Project description:Purpose: We used RNA-Seq to compare the gene expression profiles in two long-lived C. elegans strains: (1) animals with a loss-of-function mutation in the hsb-1 gene, and (2) animals overexpressing hsf-1 under its endogenous promoter. Previous studies indicated that life span extension in both these strains is hsf-1-dependent. Methods: mRNA-Seq profiles for three biological replicates each of day 1 adult wild-type (N2 strain), hsb-1 mutant and hsf-1 overexpression strains were generated using 50 bp single-end sequencing on an Illumina HiSeq 2500 platform.
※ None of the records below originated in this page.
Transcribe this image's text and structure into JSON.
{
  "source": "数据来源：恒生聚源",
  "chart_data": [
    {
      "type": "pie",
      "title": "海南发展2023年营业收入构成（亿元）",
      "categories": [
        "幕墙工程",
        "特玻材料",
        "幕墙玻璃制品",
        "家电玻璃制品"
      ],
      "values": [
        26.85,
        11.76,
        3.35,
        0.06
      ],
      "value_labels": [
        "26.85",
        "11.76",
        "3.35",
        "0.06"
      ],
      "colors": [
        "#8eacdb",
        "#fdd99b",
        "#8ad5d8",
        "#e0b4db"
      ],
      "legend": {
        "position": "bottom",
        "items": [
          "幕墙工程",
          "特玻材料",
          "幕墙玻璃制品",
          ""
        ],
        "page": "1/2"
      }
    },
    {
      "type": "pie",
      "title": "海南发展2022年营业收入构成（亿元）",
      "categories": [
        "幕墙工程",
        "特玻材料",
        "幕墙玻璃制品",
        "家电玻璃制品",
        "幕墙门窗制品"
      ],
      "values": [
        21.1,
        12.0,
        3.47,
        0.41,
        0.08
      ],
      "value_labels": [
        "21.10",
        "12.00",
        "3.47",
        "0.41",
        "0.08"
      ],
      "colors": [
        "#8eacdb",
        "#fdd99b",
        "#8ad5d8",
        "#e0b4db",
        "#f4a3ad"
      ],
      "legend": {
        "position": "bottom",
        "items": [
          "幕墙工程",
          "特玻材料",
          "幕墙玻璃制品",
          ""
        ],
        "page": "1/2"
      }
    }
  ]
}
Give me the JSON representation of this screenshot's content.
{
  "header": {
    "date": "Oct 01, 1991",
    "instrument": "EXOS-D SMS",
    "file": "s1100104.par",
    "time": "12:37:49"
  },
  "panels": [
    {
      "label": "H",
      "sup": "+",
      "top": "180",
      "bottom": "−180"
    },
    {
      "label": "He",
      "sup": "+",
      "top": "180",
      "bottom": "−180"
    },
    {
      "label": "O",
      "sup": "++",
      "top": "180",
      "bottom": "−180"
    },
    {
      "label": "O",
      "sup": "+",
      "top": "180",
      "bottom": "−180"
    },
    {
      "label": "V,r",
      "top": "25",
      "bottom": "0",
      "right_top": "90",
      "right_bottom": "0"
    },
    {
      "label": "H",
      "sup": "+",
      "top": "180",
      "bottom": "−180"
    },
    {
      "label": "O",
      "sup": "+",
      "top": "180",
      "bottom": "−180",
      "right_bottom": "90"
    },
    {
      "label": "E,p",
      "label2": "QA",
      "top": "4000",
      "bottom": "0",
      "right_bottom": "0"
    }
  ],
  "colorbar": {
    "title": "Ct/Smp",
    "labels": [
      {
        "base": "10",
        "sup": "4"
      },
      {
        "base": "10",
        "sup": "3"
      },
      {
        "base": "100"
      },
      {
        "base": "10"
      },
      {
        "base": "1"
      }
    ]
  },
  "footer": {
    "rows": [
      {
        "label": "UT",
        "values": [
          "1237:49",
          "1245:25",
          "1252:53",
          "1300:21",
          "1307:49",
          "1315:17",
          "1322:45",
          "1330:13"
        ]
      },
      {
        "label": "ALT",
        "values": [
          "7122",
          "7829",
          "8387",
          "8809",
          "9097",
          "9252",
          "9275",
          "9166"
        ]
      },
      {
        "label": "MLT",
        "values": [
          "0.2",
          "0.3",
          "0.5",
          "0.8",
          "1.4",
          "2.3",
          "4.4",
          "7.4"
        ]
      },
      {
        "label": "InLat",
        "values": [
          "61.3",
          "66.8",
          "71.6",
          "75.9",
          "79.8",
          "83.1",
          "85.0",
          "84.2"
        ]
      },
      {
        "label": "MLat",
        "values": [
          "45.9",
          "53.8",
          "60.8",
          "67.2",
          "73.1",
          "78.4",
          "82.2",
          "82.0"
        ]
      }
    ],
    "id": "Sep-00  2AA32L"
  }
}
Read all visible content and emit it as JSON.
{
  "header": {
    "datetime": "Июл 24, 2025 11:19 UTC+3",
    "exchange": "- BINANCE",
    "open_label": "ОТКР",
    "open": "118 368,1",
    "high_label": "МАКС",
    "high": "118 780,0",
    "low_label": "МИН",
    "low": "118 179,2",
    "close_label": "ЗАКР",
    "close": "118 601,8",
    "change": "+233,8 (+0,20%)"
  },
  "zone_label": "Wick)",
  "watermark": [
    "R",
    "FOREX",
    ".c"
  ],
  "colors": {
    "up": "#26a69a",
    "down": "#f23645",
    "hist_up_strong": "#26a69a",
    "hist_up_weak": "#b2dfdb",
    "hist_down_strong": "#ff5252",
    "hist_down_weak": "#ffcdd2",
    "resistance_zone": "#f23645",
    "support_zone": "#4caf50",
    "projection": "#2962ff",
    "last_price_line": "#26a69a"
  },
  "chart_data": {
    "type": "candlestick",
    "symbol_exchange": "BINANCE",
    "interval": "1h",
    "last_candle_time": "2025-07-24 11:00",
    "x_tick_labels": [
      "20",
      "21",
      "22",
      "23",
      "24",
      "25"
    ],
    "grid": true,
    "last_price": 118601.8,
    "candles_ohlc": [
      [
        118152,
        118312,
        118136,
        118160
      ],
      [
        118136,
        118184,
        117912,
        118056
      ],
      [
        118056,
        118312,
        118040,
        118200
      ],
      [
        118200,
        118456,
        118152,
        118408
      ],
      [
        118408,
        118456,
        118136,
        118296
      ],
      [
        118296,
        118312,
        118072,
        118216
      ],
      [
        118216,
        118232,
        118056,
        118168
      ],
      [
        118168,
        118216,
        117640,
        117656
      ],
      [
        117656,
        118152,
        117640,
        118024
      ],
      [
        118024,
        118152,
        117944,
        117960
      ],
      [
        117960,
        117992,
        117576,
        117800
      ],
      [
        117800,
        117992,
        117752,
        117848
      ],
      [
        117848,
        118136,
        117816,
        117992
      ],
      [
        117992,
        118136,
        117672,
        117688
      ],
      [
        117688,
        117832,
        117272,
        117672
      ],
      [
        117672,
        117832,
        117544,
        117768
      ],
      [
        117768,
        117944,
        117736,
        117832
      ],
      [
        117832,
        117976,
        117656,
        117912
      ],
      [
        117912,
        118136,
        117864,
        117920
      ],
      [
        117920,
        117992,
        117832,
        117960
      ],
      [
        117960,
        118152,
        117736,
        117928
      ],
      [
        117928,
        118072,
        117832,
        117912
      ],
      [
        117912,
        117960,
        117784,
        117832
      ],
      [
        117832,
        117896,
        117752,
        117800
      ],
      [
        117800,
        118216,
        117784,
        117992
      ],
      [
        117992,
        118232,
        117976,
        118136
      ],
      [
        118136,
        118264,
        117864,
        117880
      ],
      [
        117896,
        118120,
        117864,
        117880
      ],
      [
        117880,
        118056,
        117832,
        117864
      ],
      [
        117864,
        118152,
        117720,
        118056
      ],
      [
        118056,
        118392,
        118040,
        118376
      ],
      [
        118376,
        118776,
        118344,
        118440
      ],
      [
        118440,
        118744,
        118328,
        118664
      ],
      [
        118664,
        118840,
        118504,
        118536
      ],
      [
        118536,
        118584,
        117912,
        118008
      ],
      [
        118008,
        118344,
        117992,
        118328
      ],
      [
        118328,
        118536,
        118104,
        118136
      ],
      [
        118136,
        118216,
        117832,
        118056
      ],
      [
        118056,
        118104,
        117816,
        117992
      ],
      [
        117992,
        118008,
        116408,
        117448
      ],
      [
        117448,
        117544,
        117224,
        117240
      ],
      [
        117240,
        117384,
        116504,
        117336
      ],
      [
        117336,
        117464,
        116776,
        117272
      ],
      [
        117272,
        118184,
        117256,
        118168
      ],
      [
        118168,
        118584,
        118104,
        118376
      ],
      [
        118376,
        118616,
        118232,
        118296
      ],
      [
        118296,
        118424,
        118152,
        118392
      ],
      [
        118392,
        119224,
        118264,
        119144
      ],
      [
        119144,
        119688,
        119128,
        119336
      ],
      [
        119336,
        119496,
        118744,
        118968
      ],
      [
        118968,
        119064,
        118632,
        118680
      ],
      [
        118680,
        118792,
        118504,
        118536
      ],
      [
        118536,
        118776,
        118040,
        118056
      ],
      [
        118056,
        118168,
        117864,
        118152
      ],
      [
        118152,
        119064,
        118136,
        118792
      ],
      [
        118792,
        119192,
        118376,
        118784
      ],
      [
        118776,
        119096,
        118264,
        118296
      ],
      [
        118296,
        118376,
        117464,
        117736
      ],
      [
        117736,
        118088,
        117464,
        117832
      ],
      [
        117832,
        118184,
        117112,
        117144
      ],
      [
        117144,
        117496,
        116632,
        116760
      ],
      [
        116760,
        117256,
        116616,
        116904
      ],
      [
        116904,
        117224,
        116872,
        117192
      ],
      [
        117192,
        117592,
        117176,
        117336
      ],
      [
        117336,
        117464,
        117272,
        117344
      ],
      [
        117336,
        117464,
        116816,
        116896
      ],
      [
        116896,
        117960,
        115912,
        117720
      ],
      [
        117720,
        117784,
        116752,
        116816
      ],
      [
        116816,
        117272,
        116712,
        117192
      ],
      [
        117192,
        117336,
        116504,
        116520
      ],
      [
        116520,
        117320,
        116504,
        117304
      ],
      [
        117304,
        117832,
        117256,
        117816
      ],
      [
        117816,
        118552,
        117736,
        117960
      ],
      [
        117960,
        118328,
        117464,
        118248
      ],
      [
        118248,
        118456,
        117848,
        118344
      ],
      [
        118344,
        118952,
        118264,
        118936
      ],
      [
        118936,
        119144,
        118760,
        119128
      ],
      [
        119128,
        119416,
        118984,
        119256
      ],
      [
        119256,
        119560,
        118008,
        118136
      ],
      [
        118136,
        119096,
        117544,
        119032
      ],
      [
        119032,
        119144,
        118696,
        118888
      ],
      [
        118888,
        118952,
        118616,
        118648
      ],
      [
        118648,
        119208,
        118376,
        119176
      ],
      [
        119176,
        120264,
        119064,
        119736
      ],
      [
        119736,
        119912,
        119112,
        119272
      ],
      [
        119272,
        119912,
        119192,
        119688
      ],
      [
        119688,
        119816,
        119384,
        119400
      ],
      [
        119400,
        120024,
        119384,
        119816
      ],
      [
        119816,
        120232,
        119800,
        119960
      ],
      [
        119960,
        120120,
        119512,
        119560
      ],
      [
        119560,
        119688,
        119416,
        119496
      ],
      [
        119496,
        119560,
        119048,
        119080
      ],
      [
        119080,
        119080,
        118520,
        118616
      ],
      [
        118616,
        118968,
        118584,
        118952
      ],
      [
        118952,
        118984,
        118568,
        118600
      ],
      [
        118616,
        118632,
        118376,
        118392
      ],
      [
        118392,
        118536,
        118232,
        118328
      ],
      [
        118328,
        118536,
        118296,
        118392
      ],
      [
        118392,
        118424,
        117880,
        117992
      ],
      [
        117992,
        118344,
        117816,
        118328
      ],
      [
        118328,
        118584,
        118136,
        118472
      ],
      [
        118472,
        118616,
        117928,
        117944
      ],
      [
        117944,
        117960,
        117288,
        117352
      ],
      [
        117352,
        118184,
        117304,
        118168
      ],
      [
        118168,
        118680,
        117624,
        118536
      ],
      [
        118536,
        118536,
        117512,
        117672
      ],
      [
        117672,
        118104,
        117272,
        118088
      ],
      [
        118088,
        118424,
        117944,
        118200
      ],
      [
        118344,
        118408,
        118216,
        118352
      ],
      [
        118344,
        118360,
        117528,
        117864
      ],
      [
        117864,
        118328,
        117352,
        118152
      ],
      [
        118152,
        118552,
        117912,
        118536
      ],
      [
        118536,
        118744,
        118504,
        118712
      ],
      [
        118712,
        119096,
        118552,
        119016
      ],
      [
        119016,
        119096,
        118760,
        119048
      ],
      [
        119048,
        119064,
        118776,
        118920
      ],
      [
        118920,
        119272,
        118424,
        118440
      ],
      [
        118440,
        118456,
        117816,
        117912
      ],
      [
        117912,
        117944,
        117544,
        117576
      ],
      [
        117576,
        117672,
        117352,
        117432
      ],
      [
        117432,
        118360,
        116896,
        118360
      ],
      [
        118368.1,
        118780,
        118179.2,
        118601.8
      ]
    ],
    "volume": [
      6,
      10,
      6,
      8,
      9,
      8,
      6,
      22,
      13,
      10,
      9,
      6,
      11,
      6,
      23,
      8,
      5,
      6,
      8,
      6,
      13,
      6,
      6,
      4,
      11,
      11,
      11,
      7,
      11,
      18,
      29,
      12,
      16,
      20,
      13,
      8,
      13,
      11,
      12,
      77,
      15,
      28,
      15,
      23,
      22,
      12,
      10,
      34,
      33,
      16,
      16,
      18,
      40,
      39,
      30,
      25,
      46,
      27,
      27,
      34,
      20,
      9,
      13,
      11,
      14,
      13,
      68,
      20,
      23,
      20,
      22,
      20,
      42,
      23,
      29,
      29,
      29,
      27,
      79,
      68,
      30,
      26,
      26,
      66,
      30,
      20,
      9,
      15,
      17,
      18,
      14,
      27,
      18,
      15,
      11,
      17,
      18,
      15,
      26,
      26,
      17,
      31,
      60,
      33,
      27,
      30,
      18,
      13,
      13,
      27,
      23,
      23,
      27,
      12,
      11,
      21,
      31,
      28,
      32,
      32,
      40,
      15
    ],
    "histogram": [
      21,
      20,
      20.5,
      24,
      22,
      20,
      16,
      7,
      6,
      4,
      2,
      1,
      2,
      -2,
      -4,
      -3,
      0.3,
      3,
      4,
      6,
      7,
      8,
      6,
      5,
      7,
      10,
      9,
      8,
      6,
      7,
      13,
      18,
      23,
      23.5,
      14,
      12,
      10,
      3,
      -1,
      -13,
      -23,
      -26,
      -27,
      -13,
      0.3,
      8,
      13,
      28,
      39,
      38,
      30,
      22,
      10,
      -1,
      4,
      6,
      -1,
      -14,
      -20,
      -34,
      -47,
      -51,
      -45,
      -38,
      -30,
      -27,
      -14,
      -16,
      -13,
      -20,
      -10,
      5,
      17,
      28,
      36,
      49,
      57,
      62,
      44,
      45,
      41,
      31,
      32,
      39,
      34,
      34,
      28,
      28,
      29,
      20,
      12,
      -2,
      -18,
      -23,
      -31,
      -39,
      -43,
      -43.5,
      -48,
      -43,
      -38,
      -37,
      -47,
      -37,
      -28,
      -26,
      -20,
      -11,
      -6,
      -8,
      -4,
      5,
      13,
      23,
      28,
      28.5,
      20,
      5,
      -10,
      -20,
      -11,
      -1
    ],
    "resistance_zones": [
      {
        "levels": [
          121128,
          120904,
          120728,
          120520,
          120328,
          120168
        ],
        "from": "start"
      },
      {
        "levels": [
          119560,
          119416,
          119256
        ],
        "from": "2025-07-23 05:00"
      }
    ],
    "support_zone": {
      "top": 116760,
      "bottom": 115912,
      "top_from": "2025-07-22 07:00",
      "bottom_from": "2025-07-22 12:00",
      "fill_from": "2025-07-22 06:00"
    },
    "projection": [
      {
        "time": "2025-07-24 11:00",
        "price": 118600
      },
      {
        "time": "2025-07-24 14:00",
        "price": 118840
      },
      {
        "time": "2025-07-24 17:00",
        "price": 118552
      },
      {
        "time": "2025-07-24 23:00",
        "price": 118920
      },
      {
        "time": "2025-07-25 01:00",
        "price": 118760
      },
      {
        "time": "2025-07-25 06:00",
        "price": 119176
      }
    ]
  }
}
The sequencing reads that passed quality control were aligned to the C. elegans reference transcriptome (WS220 release) using Bowtie 2 and splicing junctions were mapped using TopHat. Cufflinks was used to calculate FPKM values and CuffDiff 2 was used to identify differentially expressed genes based on the following two criteria: false discovery rate (FDR)-adjusted p value < 0.05 and fold-change ≥ 1.5. Results: Using our mRNA-Seq workflow, we mapped at least 14 million reads per sample to the C. elegans transcriptome at greater than 96 percent alignment rate for the raw reads. Expression of 7,478 genes was found to be significantly altered in the hsf-1 overexpression strain relative to wild-type worms, while only 1,855 genes had singnificantly different expression in the hsb-1 mutant strain relative to wild-type. Using our criterion of ≥ 1.5-fold change in gene expression, we found 1,820 and 662 genes to be differentially expressed relative to wild-type in hsf-1 overexpression and hsb-1 mutant strains, respectively. The 247 genes that were differentially expressed in both hsf-1 overexpression and hsb-1 mutant strains showed a strongly correlated expression pattern in the two strains. Conclusions: hsf-1 overexpression induces global transcriptional suppression in C. elegans. Genetic ablation of hsb-1 produces similar life span extension in worms as hsf-1 overexpression, but alters expression of a much smaller subset of the C. elegans transcriptome. Hence, HSB-1 is a specific regulator of the transactivation potential of HSF-1 that selectively modulates gene expression relevant to longevity determination in worms.